Et je ne saurais passer sous silence les écotaxes régionales et notamment l’instauration prochaine du R-Pass en Alsace. Nous tenons en tant que Fédération à souligner notre absolue solidarité avec les transporteurs et le monde économique alsacien. Nous nous opposons fermement à cette fiscalité qui va d’abord toucher les transporteurs nationaux et handicaper un peu plus leur compétitivité.
D’autant que nous savons que d’autres régions ont manifesté leur intérêt -dont le Grand Est- et que nous avons le désagréable sentiment de revivre le mauvais feuilleton de l’écotaxe qui a mobilisé les énergies entre 2007 et 2015.
Qui peut imaginer que nous pouvons absorber ces surcoûts ? Qui peut imaginer que nos clients vont accepter gaiement que nous tentions de répercuter ces hausses ?
Et surtout, Monsieur le Ministre, pourquoi faire ? Car on ne cesse de nous dire que cela permettrait le financement des infrastructures. Sauf que la Directive Eurovignette ne permet qu’une affectation de 15% de la recette vers la route, le reste partant …. ailleurs.
Et c’est bien là le problème, c’est de disposer d’alibis pour justifier les prélèvements sociaux et fiscaux sans jamais en avoir le retour.
Nous connaissons votre attachement à ces questions de financement des infrastructures. Nous savons que vous êtes l’initiateur des Assises de la route qui vont se tenir en 2025.
Nous souhaitons vivement y participer et contribuer aux débats comme nous l’avons toujours fait.
Il faudra sans doute réfléchir à un accompagnement plus poussé encore pour nos entreprises.
D’autant que nous avons aussi d’autres enjeux, structurants, sur lesquels les questions de financement sont tout aussi aigues. Je pense notamment à la question majeure de la transition énergétique. Notre conviction est que la décarbonation est indispensable mais qu’il ne faut pas mélanger les sujets. Nous devons quitter les énergies fossiles, mais cela ne signifie pas forcément, et en tout cas pas tout de suite, de tirer un trait sur les moteurs thermiques.

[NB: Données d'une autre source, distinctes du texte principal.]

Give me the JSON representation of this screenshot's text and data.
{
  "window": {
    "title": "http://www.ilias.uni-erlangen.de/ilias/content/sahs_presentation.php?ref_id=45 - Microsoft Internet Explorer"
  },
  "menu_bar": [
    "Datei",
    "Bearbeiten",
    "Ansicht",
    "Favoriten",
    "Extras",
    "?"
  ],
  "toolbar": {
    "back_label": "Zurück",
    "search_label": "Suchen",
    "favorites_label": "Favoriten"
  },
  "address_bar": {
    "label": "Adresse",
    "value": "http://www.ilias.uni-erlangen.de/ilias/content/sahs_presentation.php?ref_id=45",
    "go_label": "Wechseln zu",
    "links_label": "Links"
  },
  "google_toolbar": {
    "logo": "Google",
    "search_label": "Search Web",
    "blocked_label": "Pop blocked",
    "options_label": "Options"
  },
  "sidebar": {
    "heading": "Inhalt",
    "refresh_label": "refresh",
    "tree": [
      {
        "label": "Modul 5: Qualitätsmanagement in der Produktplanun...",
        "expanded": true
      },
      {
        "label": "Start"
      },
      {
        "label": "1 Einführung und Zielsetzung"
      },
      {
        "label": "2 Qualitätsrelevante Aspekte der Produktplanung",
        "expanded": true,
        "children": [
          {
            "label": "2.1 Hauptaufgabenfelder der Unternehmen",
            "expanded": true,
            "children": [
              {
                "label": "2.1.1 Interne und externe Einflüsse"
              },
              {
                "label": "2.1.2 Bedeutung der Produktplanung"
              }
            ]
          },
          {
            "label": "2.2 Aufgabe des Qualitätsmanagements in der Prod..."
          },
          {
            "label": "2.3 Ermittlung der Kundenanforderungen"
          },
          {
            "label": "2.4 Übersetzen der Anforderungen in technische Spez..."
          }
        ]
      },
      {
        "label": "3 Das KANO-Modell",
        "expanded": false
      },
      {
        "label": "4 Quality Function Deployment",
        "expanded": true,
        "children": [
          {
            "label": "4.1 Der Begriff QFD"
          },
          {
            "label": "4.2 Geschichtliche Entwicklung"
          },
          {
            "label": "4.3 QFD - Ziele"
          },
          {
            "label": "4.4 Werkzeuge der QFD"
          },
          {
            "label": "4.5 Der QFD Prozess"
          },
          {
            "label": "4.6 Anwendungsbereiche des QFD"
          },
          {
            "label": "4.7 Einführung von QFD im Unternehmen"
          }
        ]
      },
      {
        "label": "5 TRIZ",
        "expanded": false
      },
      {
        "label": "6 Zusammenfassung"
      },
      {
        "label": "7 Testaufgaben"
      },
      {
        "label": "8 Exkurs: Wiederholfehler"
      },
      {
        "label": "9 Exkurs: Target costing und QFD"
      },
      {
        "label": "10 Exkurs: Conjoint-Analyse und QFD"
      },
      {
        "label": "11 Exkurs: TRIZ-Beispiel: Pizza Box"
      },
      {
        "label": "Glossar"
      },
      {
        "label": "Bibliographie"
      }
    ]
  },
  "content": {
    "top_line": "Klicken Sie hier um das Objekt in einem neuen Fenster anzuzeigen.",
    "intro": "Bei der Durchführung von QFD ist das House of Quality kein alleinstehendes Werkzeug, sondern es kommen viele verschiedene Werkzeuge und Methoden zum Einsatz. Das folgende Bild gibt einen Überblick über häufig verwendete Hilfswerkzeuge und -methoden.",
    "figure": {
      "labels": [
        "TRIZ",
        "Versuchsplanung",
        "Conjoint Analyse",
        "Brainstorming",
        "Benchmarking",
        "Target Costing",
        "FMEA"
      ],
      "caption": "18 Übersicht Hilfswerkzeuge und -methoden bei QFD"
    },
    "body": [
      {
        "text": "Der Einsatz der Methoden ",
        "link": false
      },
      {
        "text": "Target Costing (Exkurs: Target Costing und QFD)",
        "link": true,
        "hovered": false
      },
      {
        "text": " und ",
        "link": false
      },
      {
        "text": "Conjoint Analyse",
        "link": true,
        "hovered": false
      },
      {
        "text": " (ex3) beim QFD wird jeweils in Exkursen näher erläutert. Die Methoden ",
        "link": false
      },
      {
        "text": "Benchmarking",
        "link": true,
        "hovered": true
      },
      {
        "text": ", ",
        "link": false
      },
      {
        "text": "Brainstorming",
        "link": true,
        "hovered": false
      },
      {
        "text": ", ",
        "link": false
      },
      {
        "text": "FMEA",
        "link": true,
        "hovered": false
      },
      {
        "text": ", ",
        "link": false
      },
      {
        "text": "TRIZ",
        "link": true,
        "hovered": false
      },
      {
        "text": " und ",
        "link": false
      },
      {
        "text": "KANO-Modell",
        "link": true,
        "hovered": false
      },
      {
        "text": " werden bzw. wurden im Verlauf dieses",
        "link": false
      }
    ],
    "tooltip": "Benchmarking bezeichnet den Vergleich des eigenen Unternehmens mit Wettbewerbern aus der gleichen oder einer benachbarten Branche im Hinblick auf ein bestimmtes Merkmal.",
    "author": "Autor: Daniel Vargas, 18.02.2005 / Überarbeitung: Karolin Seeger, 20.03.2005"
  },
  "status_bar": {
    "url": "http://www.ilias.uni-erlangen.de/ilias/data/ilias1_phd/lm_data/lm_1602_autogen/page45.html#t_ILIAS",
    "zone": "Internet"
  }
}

Cette approche a été particulièrement mise en évidence lors des dernières rencontres de la filière de la Fédération de la carrosserie où le sujet du mix énergétique est revenu sur le devant de la scène. Oui la motorisation électrique à batterie a sa pertinence notamment en matière de distribution urbaine, mais l’hydrogène est aussi prometteur. Tout comme le GNV (Gaz Naturel Véhicule) que nous continuons de promouvoir ainsi que les carburants liquide bas carbone dont le HVO.
Je me permets de souligner qu’ailleurs en Europe on peut se ravitailler en HVO dans les stations-service alors que cela démarre timidement en France.
Cela suppose, comme je l’ai dit, des financements, mais aussi et surtout la prise de conscience que le transport de demain va coûter plus cher qu’aujourd’hui. Au-delà de la simple prise de conscience, cette réalité devra se traduire dans les faits.
Autre dossier structurant : l’emploi et la formation. Nous aurons le plaisir de signer bientôt une convention avec France Travail et ce dans le prolongement de la mission menée voilà deux ans par Philippe Dole sur les métiers en tension.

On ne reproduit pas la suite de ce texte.